Não, acho que a descriminalização da maconha é suficiente para atenuar, mas não para resolver. A minha posição pessoal é pelo fim da criminalização de todas as drogas, porque acho que a guerra às drogas só provoca mais violência e mais corrupção policial. Mas essa não é uma posição que tenha um acúmulo de debate no próprio PSOL, então nós optamos por fazer uma denúncia da guerra às drogas e por propor a descriminalização da maconha, por ser uma droga mais leve e com efeitos colaterais semelhantes ao do álcool e do cigarro – alguns dizem até que mais brandos do que os do álcool e do cigarro –, porque é uma droga com maior aceitação social maior e cuja descriminalização implica em riscos menores. Além de que temos o exemplo do Uruguai, que também ajuda a avançar nesse debate da descriminalização da maconha. Nós propomos que a maconha seja tratada nos mesmos patamares do álcool e do cigarro, e isso não significa fazer apologia. Até porque sabemos que ela tem efeitos colaterais que podem ser danosos. Mas a criminalização só joga o usuário nas mãos do traficante, inclusive propiciando que ele tenha contato com outras drogas muito mais perigosas, como é o caso do crack, que é muito mais lucrativo para o tráfico. Mas eu não tenho dúvida que para acabarmos completamente com a criminalização da pobreza é preciso acabar com a guerra às drogas. Mas isso só se pode fazer com uma política de segurança pública que não seja mais uma política calcada no combate ao pequeno traficante, mas sim calcada em buscar os grandes traficantes internacionais, inclusive os nacionais que estão em postos da institucionalidade, como vimos naquele caso do helicóptero do senador. E parar de trancafiar os pequenos traficantes que em geral são jovens, pretos, semianalfabetos, réus primários e que são presos inclusive sem ter cometido nenhum tipo de violência contra pessoas. Então essa política precisa ser denunciada fortemente e a descriminalização da maconha é um primeiro passo no sentido de se questionar a guerra às drogas e no sentido de garantir também ao usuário de maconha mais informação sobre as consequências da maconha e também uma droga de melhor qualidade, porque ela causa mais danos do que causaria se tivesse um mínimo controle de qualidade.

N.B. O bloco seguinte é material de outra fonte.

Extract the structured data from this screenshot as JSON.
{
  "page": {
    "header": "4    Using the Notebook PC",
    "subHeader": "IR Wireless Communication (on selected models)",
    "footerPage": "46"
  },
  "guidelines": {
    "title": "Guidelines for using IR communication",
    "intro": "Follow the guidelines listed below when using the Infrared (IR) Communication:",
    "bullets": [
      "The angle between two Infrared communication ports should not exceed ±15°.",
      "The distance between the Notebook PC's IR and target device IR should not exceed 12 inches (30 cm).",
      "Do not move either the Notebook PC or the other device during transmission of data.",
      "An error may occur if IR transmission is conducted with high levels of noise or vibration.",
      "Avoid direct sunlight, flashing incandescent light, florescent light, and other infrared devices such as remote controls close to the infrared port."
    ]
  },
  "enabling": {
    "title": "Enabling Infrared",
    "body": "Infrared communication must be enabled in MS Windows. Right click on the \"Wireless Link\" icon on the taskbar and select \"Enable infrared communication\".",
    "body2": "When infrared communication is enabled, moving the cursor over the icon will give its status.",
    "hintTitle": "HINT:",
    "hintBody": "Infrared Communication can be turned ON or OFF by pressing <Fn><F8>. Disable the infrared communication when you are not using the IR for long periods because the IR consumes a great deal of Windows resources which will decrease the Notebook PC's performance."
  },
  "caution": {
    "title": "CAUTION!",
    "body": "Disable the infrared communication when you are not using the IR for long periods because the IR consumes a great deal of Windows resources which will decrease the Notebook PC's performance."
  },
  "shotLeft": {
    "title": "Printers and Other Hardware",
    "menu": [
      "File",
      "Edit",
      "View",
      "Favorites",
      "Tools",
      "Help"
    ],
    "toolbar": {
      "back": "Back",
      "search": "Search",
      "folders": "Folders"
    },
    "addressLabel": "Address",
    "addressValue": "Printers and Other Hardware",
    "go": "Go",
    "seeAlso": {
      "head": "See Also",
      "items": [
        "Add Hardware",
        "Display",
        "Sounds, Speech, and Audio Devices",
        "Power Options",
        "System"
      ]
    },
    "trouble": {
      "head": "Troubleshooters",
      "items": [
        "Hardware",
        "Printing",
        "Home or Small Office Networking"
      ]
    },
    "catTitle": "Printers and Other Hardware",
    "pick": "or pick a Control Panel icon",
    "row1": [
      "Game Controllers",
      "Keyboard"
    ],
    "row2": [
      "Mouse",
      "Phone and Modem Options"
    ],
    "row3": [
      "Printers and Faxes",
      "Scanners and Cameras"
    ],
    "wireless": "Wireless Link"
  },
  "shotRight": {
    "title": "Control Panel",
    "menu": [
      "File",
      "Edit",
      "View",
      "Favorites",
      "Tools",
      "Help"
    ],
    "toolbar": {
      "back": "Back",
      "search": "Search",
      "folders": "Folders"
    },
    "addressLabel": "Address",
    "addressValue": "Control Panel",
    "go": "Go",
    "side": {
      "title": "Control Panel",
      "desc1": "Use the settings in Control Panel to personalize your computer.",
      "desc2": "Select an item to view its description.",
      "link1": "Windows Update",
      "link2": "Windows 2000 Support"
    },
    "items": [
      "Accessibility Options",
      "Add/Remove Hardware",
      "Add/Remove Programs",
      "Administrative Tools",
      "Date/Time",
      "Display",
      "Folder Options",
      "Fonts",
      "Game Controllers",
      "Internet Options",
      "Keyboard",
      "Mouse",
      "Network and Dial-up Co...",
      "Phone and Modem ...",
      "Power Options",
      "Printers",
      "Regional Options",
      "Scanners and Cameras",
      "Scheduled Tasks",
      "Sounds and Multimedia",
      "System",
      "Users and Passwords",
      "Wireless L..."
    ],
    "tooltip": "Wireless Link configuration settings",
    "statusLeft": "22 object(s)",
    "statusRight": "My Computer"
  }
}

Um dos principais agentes da guerra às drogas são as polícias. Quais são as propostas para essas instituições?
Sim, a gente apoia a PEC 51, que é a proposta de desmilitarização, de carreira única para a polícia – porque hoje nós temos duas portas de entrada para a polícia: uma para os oficiais e outra para os soldados, e muitas vezes o oficial nunca foi soldado, nunca viveu essa realidade. A desmilitarização é fundamental porque a lógica militar é uma lógica de guerra. E a lógica da polícia não deveria ser uma lógica de guerra, deveria ser de proteção. Por isso que a desmilitarização é um elemento fundamental para se ter uma polícia com um treinamento voltado para a garantia dos direitos humanos, e não para a violação dos direitos humanos. Ao mesmo tempo também uma reforma nessa estrutura policial, com salários dignos e com ciclo completo, que é o fim dessa segmentação, na qual o policial que começa o trabalho de investigação não vai até o final. Isso acaba fazendo com que o índice de esclarecimento de homicídios do Brasil seja um dos mais baixos do mundo. Porque não temos uma polícia com competência, estrutura e aparato de investigação, que deveria ser o principal aparato, e não o aparato bélico.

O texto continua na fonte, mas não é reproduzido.